President George W. Bush used this method to pass bills such as the Patriot Act when Republicans held a slim majority in the House and were essentially deadlocked in the Senate. But Obama is not going to do this. He is, at his heart, a legislator first. A compromiser. He realizes that healthcare is a major issue in this country, and he seems committed to fixing it in a way that will please everybody.
The problem is that not everybody is willing to cooperate. He can’t please Rep. Michelle Bachmann, who said at a rally that Americans have to slit their wrists and make a covenant to make sure the bill doesn’t pass.
He can’t please former governor Sarah Palin, who fabricated the notion of death panels. He can’t please former Speaker of the House Newt Gingrich, who has called Obama a McCarthyist who wants to “put terrorists on welfare.”
By trying to appease the far right, Democrats, particularly the president, are appearing weak. The agenda of hope and change that Obama advocated during his campaign is being abandoned for a watered down version, or, politics as usual.
This is how discussions about dropping the public option from health reform began. The public option, a government healthcare plan that would compete with private companies, is a good idea. It would help to keep insurance companies honest and stand as a cheaper option for those who cannot currently afford health coverage.
Los Angeles has had a similar system for more than a decade with its L.A. Care Health Plan, which has over 800,000 enrollees. The mostly successful Medicare is another good example of this. A public option is not only possible, it’s necessary to healthcare reform. The thought of a healthcare bill without a public option written in is staggering. Mandating citizens to purchase healthcare that is unaffordable would solve nothing.
Americans deserve healthcare reform. More than 70 million people in this country are either uninsured or underinsured. Insurance companies routinely drop clients just when they need coverage the most. The World Health Organization ranks America’s healthcare system at No. 37 in the world, behind countries such as Malta, Dominica and Oman. In a country as prosperous, principled and celebrated as the United States, the status quo is unacceptable.

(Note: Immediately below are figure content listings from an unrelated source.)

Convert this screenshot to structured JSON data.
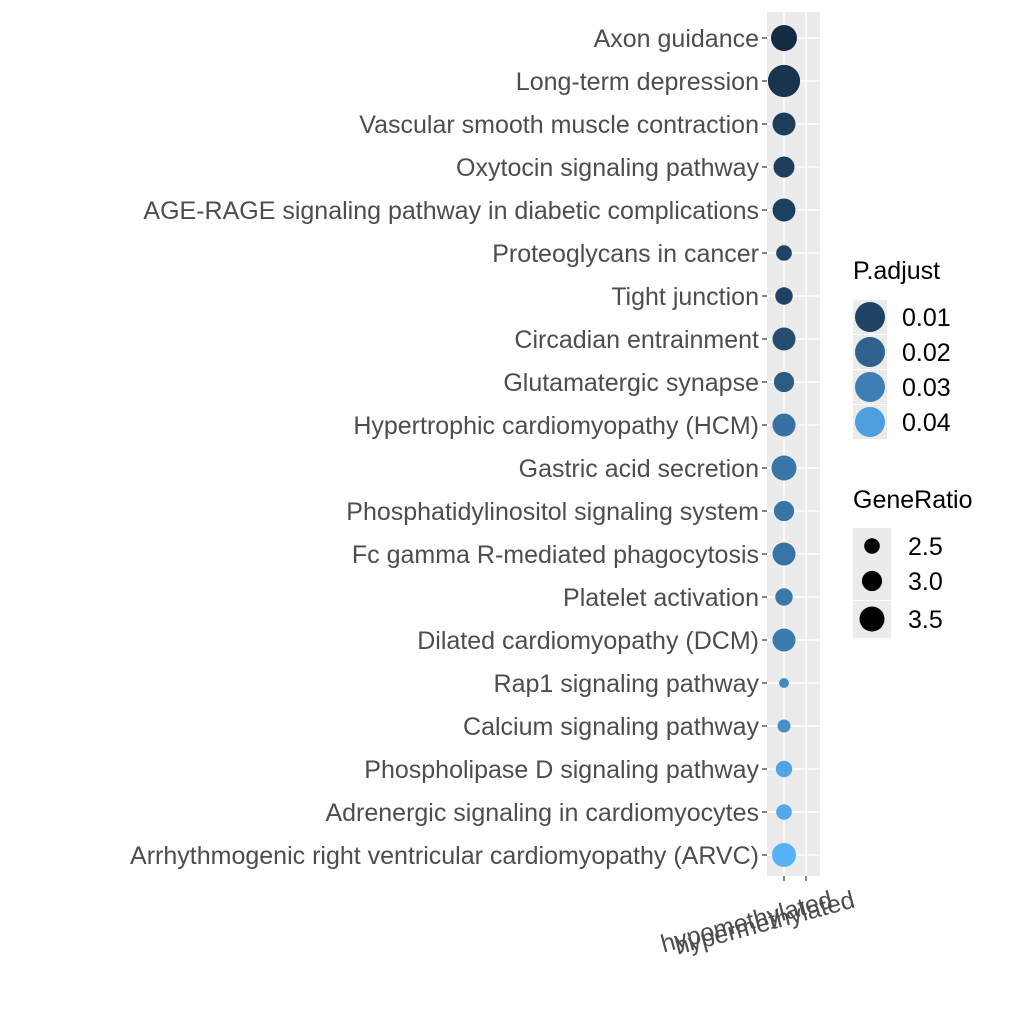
{
  "chart_data": {
    "type": "scatter",
    "x_categories": [
      "hypomethylated",
      "hypermethylated"
    ],
    "y_categories": [
      "Axon guidance",
      "Long-term depression",
      "Vascular smooth muscle contraction",
      "Oxytocin signaling pathway",
      "AGE-RAGE signaling pathway in diabetic complications",
      "Proteoglycans in cancer",
      "Tight junction",
      "Circadian entrainment",
      "Glutamatergic synapse",
      "Hypertrophic cardiomyopathy (HCM)",
      "Gastric acid secretion",
      "Phosphatidylinositol signaling system",
      "Fc gamma R-mediated phagocytosis",
      "Platelet activation",
      "Dilated cardiomyopathy (DCM)",
      "Rap1 signaling pathway",
      "Calcium signaling pathway",
      "Phospholipase D signaling pathway",
      "Adrenergic signaling in cardiomyocytes",
      "Arrhythmogenic right ventricular cardiomyopathy (ARVC)"
    ],
    "points": [
      {
        "x": "hypomethylated",
        "y": "Axon guidance",
        "gene_ratio": 3.6,
        "p_adjust": 0.002
      },
      {
        "x": "hypomethylated",
        "y": "Long-term depression",
        "gene_ratio": 4.2,
        "p_adjust": 0.005
      },
      {
        "x": "hypomethylated",
        "y": "Vascular smooth muscle contraction",
        "gene_ratio": 3.3,
        "p_adjust": 0.008
      },
      {
        "x": "hypomethylated",
        "y": "Oxytocin signaling pathway",
        "gene_ratio": 3.1,
        "p_adjust": 0.008
      },
      {
        "x": "hypomethylated",
        "y": "AGE-RAGE signaling pathway in diabetic complications",
        "gene_ratio": 3.3,
        "p_adjust": 0.009
      },
      {
        "x": "hypomethylated",
        "y": "Proteoglycans in cancer",
        "gene_ratio": 2.5,
        "p_adjust": 0.01
      },
      {
        "x": "hypomethylated",
        "y": "Tight junction",
        "gene_ratio": 2.7,
        "p_adjust": 0.01
      },
      {
        "x": "hypomethylated",
        "y": "Circadian entrainment",
        "gene_ratio": 3.3,
        "p_adjust": 0.013
      },
      {
        "x": "hypomethylated",
        "y": "Glutamatergic synapse",
        "gene_ratio": 3.0,
        "p_adjust": 0.018
      },
      {
        "x": "hypomethylated",
        "y": "Hypertrophic cardiomyopathy (HCM)",
        "gene_ratio": 3.3,
        "p_adjust": 0.025
      },
      {
        "x": "hypomethylated",
        "y": "Gastric acid secretion",
        "gene_ratio": 3.5,
        "p_adjust": 0.026
      },
      {
        "x": "hypomethylated",
        "y": "Phosphatidylinositol signaling system",
        "gene_ratio": 3.0,
        "p_adjust": 0.026
      },
      {
        "x": "hypomethylated",
        "y": "Fc gamma R-mediated phagocytosis",
        "gene_ratio": 3.3,
        "p_adjust": 0.026
      },
      {
        "x": "hypomethylated",
        "y": "Platelet activation",
        "gene_ratio": 2.7,
        "p_adjust": 0.028
      },
      {
        "x": "hypomethylated",
        "y": "Dilated cardiomyopathy (DCM)",
        "gene_ratio": 3.3,
        "p_adjust": 0.028
      },
      {
        "x": "hypomethylated",
        "y": "Rap1 signaling pathway",
        "gene_ratio": 1.8,
        "p_adjust": 0.033
      },
      {
        "x": "hypomethylated",
        "y": "Calcium signaling pathway",
        "gene_ratio": 2.2,
        "p_adjust": 0.035
      },
      {
        "x": "hypomethylated",
        "y": "Phospholipase D signaling pathway",
        "gene_ratio": 2.6,
        "p_adjust": 0.042
      },
      {
        "x": "hypomethylated",
        "y": "Adrenergic signaling in cardiomyocytes",
        "gene_ratio": 2.5,
        "p_adjust": 0.043
      },
      {
        "x": "hypomethylated",
        "y": "Arrhythmogenic right ventricular cardiomyopathy (ARVC)",
        "gene_ratio": 3.4,
        "p_adjust": 0.046
      }
    ],
    "color_legend": {
      "title": "P.adjust",
      "breaks": [
        0.01,
        0.02,
        0.03,
        0.04
      ]
    },
    "size_legend": {
      "title": "GeneRatio",
      "breaks": [
        2.5,
        3.0,
        3.5
      ]
    },
    "color_scale": {
      "low_pvalue": "#132b43",
      "high_pvalue": "#56b1f7"
    },
    "panel_background": "#ebebeb",
    "grid": true,
    "legend_position": "right"
  }
}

Obama should stop letting Congress push him around. When the stimulus debate was raging, Republicans in Congress worried that the price tag was just too steep. Obama listened and compromised, lowering the cost of the bill by hundreds of billions of dollars. Turns out we didn’t spend enough, and now American unemployment is the highest it’s been in decades. He is now falling into the same trap.
Republicans have already made their decision: They want the president to fail. Obama needs to remind everyone that he is commander in chief and use his Democratic majority to his advantage now before he loses it next November.